2026年、DCユニバースの新たなヒロインとしてスクリーンに降り立った『スーパーガール』。クレイグ・ギレスピー監督が手がけた本作で何より鮮烈なのが、ミリー・オールコック演じるカーラ・ゾー=エルだ。

これまでのスーパーヒーロー像とは一線を画す、荒々しく自由奔放な“パンクロックなスーパーガール”。本作のカーラは、明るく希望に満ちたデヴィッド・コレンスウェット版スーパーマンとは対照的な存在だ。

故郷クリプトンを失った記憶を抱えながら宇宙をさまよい、酒を飲み、皮肉を飛ばし、ヒーローらしく振る舞うことにも興味を示さない。完璧な正義の味方ではなく、傷つき、荒れながらも自分なりの方法で生きている。
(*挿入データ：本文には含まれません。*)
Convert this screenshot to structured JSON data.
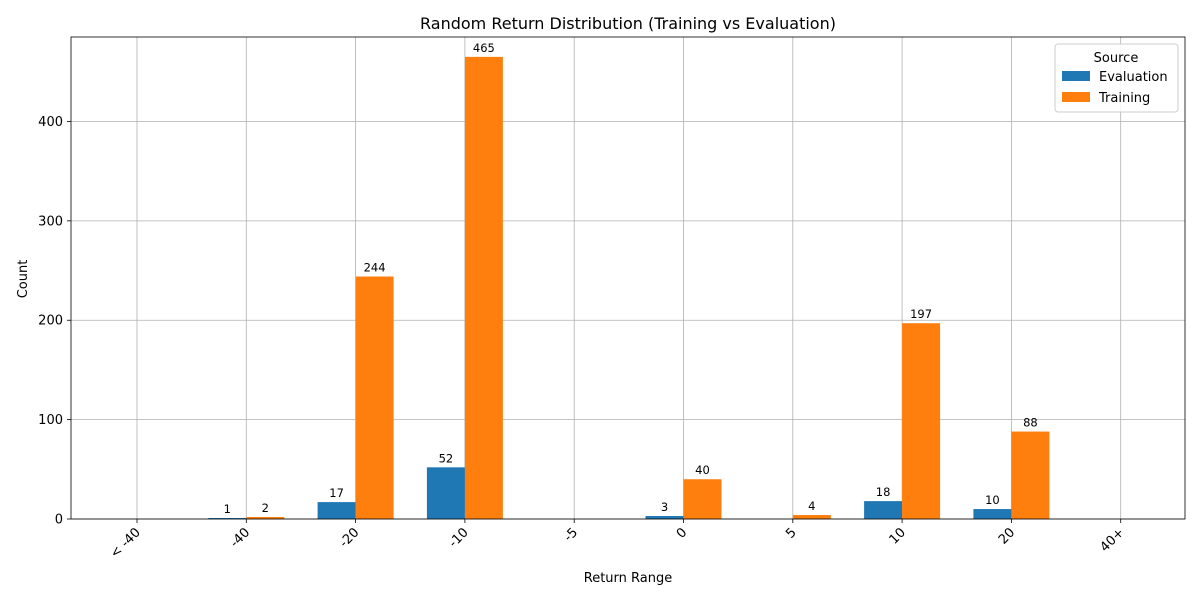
{
  "chart_data": {
    "type": "bar",
    "title": "Random Return Distribution (Training vs Evaluation)",
    "xlabel": "Return Range",
    "ylabel": "Count",
    "ylim": [
      0,
      485
    ],
    "yticks": [
      0,
      100,
      200,
      300,
      400
    ],
    "categories": [
      "< -40",
      "-40",
      "-20",
      "-10",
      "-5",
      "0",
      "5",
      "10",
      "20",
      "40+"
    ],
    "grid": true,
    "legend": {
      "title": "Source",
      "placement": "top-right"
    },
    "series": [
      {
        "name": "Evaluation",
        "color": "#1f77b4",
        "values": [
          0,
          1,
          17,
          52,
          0,
          3,
          0,
          18,
          10,
          0
        ]
      },
      {
        "name": "Training",
        "color": "#ff7f0e",
        "values": [
          0,
          2,
          244,
          465,
          0,
          40,
          4,
          197,
          88,
          0
        ]
      }
    ]
  }
}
そんなカーラをオールコックは、単なる反抗的なキャラクターにはしていない。

投げやりな態度や毒のあるユーモアの奥には、故郷を失った悲しみや孤独が隠されている。普段の気だるそうな姿から、いざ戦いとなれば圧倒的な力を解放するスーパーガールへ。その振り幅を自然に成立させ、ならず者のようなエネルギーとヒーローとしての存在感を同時に見せている。

特に本作で効いているのが、“パンクロック”という方向性だ。酒を飲み、反抗的な態度を取り、荒廃した惑星を渡り歩くカーラ。ロックを使った音楽演出や個性的な異星人たち、宇宙を股にかけたロードムービーのような展開も重なり、これまでのDC作品とは違ったスーパーガールの世界が作られている。

正義感にあふれたヒーローが悪を倒すという王道ではなく、傷を抱えた主人公が宇宙をさまよいながら、自分が何者なのかを見つめ直していく。その少し危うく、乱暴で、それでもどこか放っておけないカーラのキャラクターと、オールコックの持つエネルギーがうまく噛み合っている。

スーパーガール

© & TM DC © 2026 WBEI

宇宙を舞台にした冒険映画としての楽しさも本作の特徴だ。荒廃した惑星、奇妙な異星人、ロックを中心とした音楽、そしてカーラの皮肉交じりのユーモア。スーパーヒーロー映画でありながら、宇宙を駆け回るロードムービーのような軽快さを持たせたことで、スーパーマンとはまったく違う方向から新DCUの世界を広げている。

物語の核になるのが、家族を奪われ復讐を求める少女ルーシーとの関係だ。カーラ自身も故郷を失った過去を抱えているからこそ、彼女の怒りや悲しみを理解できる。自分も傷ついたまま生きながら、同じように傷ついた少女と旅をする。その関係を通じて、荒っぽいカーラの内側に残っている優しさが少しずつ浮かび上がってくる。

復讐によって痛みが消えるわけではない。そのことを誰より知っているのがカーラ自身だ。普段はヒーローらしく振る舞わず、むしろヒーローという立場から逃げようとしている。それでも、本当に誰かが助けを必要としている瞬間には見捨てることができない。この矛盾こそが、本作のスーパーガールを魅力的なキャラクターにしている。

そして、その複雑さを成立させているのがオールコックだ。表情や立ち振る舞いには常に少し気だるさがあり、カーラが抱えている孤独を説明的なセリフに頼らず感じさせる。一方でスーパーガールとして力を解放した瞬間には一気に空気が変わる。荒々しさ、ユーモア、脆さ、圧倒的な強さ。そのすべてがひとりのキャラクターの中に収まっている。

何より面白いのは、スーパーマンと同じクリプトン人でありながら、カーラがまったく別のヒーローとして成立していることだ。希望を象徴するスーパーマンに対し、カーラは世界の残酷さを知っている。それでも誰かを救うことを完全には諦められない。優等生ではない。模範的でもない。酒を飲み、毒を吐き、時には自暴自棄になる。それでも最後には誰かのために立ち上がる。

そんな“パンクロックなスーパーガール”という大胆な方向性とミリー・オールコックのキャスティングが噛み合ったことで、新DCUにスーパーマンとはまったく異なるもうひとりのクリプトン人ヒーローが誕生した。